|Seat Information||The Dec. 1832 act creating Gilmer County authorized election of county officials in March 1833 and provided that the first justices of inferior court select a location to serve as county seat. Subsequently, the inferior court chose Ellijay as county seat. On Dec. 20, 1834, the state legislature designated Ellijay as permanent county seat of Gilmer County. That legislation also named town commissioners for Ellijay and gave them the "power and authority to make all such by-laws for the government and good order of the said town of Ellijay as may be necessary . . . ." In effect, the Dec. 20, 1834 act incorporated Ellijay as an official town, although not using the terms "incorporate" or "incorporation." On Dec. 19, 1840, the legislature passed new legislation for Ellijay, this time specifically incorporating the town. Ellijay originally was a Cherokee town named Ellija, a name believed to have been a Cherokee reference to a green place -- perhaps because the town was settled on a river. The town was located on the Ellijay Road, which branched off the Cherokee Federal Road just west of Talking Rock and traveled northeastward into North Carolina. By 1833, whites had settled the site of Ellija, calling it Ellijay.|
|Courthouse Details||The Dec. 1832 act creating Gilmer County provided that "the place where Ned Tucker recently lived" would serve as the county's initial courthouse and place for holding elections. The law also authorized an election of county officials in March 1833 and provided that the first justices of inferior court select the county seat of Gilmer County and provide for erection of a courthouse and other county buildings. That year, the inferior court chose Ellijay as county seat and had a wooden courthouse built here. In 1854, a new courthouse was built, which would serve the county for the next 80 years. In 1898, the Hyatt Hotel was constructed facing the downtown square in Ellijay. The two-story brick building was converted for use as the Gilmer County courthouse in 1934. Later, a private brick home across the street from the courthouse was purchased and converted into a courthouse annex and home for the Gilmer County Commission. In March 2003, the county fire marshall condemned the Gilmer County courthouse because of extensive code violatiions. The building was closed on March 27, forcing the county to find alternative facilities for courts and county officials who had been housed in the courthouse.|
|County Area||431.9 Square Miles|
Gilmer County was created from Cherokee County on Dec. 3, 1832 by an act of the General Assembly (Ga. Laws 1832, p. 56). According to that act:
. . . the fifth, sixth, seventh, eighth, ninth, tenth, eleventh, twelfth and such parts of the twenty-fourth and twenty-fifth districts as lie east of a line commencing at the centre of the south line of the twenty-fourth, and running due north to the north line of the twenty-fifth, and so much of the twenty-sixth and twenty-seventh districts of said second section, as lies east of a range of mountains running north and south through said district, shall form and become one county, to be called Gilmer.

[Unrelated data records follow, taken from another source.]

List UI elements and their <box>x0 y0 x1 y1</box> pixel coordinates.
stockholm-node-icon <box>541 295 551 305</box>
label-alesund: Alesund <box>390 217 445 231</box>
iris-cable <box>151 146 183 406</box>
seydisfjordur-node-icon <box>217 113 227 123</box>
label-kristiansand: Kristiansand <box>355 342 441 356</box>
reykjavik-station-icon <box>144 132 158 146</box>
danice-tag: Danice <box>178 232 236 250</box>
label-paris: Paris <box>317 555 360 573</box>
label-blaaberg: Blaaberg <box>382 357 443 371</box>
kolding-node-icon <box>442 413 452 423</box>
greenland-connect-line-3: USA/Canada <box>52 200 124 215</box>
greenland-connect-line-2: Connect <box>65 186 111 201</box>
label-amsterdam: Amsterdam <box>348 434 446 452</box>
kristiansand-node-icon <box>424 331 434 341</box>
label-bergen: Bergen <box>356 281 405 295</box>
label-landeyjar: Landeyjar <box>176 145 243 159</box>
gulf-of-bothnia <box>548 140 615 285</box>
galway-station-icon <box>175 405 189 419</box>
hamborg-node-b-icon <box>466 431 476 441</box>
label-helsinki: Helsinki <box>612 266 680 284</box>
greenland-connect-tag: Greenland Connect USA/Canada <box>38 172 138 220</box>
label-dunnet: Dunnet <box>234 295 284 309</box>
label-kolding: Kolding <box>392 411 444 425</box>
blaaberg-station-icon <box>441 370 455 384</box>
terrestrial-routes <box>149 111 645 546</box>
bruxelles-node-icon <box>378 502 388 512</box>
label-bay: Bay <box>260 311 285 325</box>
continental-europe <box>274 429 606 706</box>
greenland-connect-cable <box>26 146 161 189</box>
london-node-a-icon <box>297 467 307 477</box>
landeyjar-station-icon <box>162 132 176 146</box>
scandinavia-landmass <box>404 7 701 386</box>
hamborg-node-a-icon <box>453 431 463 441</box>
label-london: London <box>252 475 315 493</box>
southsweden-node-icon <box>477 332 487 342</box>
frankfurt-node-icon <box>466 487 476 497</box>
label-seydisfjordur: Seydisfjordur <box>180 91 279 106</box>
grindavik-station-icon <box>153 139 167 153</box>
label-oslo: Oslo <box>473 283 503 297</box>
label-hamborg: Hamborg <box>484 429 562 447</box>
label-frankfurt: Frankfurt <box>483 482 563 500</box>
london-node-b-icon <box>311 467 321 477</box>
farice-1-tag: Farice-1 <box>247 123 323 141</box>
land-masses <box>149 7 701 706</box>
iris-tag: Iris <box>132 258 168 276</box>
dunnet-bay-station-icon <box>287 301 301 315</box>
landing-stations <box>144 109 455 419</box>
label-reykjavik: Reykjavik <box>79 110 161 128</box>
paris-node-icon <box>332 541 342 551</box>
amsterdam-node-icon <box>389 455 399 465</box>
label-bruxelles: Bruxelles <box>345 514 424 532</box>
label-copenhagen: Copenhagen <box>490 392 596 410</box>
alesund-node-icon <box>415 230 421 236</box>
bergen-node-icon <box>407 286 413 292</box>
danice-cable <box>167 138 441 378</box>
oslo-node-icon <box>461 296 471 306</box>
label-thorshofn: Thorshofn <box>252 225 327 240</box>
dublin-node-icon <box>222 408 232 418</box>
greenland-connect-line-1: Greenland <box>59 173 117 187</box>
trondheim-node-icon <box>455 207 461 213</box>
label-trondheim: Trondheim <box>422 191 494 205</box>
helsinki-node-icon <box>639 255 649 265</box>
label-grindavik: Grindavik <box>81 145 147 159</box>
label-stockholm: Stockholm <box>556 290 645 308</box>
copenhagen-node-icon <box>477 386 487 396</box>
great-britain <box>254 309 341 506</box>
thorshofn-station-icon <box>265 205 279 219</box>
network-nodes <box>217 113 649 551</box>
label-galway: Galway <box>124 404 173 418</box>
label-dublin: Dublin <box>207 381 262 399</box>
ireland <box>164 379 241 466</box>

In way of background, by 1830, the Cherokee Nation consisted of most of northwest Georgia , plus adjoining areas in Alabama, Tennessee, and North Carolina. Even while Cherokee Indians remained on their homeland in Georgia, the General Assembly on Dec. 21, 1830 enacted legislation claiming “all the Territory within the limits of Georgia, and now in the occupancy of the Cherokee tribe of Indians; and all other unlocated lands within the limits of this State, claimed as Creek land” (Ga. Laws 1830, p. 127). The act also provided for surveying the Cherokee lands in Georgia; dividing them into sections, districts, and land lots; and authorizing a lottery to distribute the land. On Dec. 26, 1831, the legislature designated all land in Georgia that lay west of the Chattahoochee River and north of Carroll county as “Cherokee County” and provided for its organization (Ga. Laws 1831, p. 74). However, the new county was not able to function as a county because of its size and the fact that Cherokee Indians still occupied portions of the land. On Dec. 3, 1832, the legislature added areas of Habersham and Hall counties to Cherokee County, and then divided the entire area into nine new counties—Cass (later renamed Bartow), Cobb, Floyd, Forsyth, Gilmer, Lumpkin, Murray, Paulding, and Union—plus a reconstituted and much smaller Cherokee County. Cherokee lands were distributed to whites in a land lottery, but the legislature temporarily prohibited whites from taking possession of lots on which Cherokees still lived. By 1833, however, whites began occupying areas of Gilmer County.
Georgia’s 85th county was named for George R. Gilmer, who served two terms as Georgia governor (1829-1831, 1837-1839), as state legislator, and as U.S. congressman. Gilmer—a strong proponent of state sovereignty over Cherokee lands in Georgia—was governor at the time of the Cherokee’s forced removal to the west.
As originally constituted, Gilmer County extended to the Tennessee border. Later created in part or whole from its original boundaries were Pickens, Fannin, and Dawson counties.